Physical characteristics
- • location: McHenry County southeast of Harvard, Illinois
- • coordinates: 42°23′18″N 88°34′07″W﻿ / ﻿42.3883333°N 88.5686111°W
- • elevation: 1,015 ft (309 m)
- • location: Confluence with the Kishwaukee east of Belvidere, Illinois
- • coordinates: 42°15′23″N 88°42′10″W﻿ / ﻿42.2563889°N 88.7027778°W
- • elevation: 774 ft (236 m)
- Length: 15 mi (24 km)

Basin features
- Progression: Rush Creek → Kishwaukee → Rock → Mississippi → Gulf of Mexico
- GNIS ID: 417053

= Rush Creek (Kishwaukee River tributary) =

Rush Creek is a 14.9 mi tributary of the Kishwaukee River in northern Illinois.

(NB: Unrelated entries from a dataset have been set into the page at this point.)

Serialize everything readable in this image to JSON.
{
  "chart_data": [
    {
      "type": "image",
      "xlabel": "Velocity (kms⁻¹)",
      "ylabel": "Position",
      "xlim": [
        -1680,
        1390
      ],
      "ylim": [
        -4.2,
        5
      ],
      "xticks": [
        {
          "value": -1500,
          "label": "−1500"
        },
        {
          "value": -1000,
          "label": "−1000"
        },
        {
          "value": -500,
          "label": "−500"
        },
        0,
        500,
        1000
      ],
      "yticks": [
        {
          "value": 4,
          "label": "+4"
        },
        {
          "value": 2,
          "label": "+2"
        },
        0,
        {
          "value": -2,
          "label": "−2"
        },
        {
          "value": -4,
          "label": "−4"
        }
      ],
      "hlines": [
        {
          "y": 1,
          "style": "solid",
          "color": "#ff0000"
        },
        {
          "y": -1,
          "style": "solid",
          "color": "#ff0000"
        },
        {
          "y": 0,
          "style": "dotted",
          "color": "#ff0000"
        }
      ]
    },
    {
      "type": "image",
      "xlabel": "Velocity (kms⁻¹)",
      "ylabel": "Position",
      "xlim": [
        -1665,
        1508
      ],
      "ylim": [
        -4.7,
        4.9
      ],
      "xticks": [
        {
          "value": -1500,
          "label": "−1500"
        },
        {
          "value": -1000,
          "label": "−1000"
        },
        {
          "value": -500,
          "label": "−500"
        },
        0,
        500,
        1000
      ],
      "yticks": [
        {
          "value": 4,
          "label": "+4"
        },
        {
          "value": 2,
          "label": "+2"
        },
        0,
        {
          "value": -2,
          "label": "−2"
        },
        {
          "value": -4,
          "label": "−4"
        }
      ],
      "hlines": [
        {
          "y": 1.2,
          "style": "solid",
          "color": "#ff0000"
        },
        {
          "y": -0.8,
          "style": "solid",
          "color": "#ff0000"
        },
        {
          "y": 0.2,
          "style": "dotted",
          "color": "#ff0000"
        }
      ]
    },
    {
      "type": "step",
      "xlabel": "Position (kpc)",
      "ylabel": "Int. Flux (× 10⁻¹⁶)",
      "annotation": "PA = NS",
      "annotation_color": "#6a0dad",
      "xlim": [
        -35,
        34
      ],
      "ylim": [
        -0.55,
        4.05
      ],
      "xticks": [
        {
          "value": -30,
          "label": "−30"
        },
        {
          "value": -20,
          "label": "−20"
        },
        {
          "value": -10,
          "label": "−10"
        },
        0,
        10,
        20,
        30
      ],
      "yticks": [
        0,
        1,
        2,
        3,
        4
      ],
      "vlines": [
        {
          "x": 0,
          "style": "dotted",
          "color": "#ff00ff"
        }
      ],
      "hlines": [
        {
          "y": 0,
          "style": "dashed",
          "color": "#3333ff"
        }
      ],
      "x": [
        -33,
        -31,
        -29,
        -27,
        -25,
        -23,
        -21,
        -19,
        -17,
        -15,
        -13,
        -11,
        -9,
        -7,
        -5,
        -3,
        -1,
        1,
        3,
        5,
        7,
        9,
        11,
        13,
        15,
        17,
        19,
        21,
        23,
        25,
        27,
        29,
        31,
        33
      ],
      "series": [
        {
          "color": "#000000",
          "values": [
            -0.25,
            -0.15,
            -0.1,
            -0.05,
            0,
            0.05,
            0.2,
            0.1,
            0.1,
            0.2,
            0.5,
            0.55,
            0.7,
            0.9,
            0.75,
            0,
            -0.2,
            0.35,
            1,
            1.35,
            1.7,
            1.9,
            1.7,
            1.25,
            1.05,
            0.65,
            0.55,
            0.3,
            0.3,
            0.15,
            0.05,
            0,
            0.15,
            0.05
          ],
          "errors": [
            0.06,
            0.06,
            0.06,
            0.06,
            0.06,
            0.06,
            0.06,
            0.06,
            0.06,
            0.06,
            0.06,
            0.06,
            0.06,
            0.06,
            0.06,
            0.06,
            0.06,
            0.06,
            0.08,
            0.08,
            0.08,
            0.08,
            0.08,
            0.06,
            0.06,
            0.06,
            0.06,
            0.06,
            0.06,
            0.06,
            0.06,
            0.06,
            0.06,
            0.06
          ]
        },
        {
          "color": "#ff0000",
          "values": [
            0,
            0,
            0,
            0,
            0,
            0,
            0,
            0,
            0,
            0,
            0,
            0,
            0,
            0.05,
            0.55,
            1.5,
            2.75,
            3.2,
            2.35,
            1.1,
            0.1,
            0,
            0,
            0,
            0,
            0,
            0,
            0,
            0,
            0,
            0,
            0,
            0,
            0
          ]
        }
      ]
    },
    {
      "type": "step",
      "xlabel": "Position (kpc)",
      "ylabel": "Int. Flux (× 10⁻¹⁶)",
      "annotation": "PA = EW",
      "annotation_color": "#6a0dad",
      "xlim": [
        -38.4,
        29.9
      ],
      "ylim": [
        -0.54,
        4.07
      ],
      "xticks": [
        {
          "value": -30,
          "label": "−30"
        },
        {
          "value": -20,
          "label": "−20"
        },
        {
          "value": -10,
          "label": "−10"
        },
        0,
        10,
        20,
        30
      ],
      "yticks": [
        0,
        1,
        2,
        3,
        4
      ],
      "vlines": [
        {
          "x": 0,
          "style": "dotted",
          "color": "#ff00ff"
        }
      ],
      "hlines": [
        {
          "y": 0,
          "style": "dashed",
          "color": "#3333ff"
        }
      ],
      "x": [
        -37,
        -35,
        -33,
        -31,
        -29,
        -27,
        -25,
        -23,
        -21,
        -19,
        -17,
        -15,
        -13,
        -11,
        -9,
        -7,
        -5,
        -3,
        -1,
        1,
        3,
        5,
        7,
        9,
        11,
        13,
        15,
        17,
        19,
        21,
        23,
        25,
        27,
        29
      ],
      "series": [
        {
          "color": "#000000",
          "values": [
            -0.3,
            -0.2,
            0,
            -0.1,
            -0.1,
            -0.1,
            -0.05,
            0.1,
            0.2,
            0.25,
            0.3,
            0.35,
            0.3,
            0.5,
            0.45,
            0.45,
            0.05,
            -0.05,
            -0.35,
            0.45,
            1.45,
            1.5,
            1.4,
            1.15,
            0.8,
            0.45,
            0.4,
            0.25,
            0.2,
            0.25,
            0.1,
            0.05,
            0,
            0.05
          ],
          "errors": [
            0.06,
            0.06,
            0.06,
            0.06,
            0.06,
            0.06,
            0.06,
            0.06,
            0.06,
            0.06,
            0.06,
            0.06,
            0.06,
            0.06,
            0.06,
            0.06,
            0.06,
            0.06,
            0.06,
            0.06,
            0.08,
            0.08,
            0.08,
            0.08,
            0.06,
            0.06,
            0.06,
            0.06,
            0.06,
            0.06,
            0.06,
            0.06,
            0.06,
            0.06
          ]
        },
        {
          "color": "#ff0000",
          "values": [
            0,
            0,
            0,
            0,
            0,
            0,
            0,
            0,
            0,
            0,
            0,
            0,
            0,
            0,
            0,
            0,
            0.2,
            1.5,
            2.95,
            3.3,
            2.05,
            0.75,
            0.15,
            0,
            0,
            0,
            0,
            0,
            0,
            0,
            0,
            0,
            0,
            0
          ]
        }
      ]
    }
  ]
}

There is another Rush Creek that is a tributary of the Mississippi River in Carroll County.

==Course==
Rush Creek's origin is in a complex of wetlands near Harvard, Illinois, two miles southeast. The stream then flows southwest until it empties into the main stem of the Kishwaukee River one mile east of Garden Prairie.

==Description==
Approximately 65% of the main stem of Rush Creek has been channelized (ditched and straighten), however 50% of those areas are showing signs of recovery. Despite the channelization and encroachment from agriculture many of the stream's features such as riffles can still be seen.

==Wildlife==
Twenty-nine species of fish have been identified within Rush Creek and its tributaries, two of those species have not been seen in the watershed since 1965 - the northern pike and the largescale stoneroller. Three animal species are on state or federal endangered or threatened lists - river otter, and two mussels, Elliptio dilatata (Spike) and Alasmidonta viridis (Slippershell).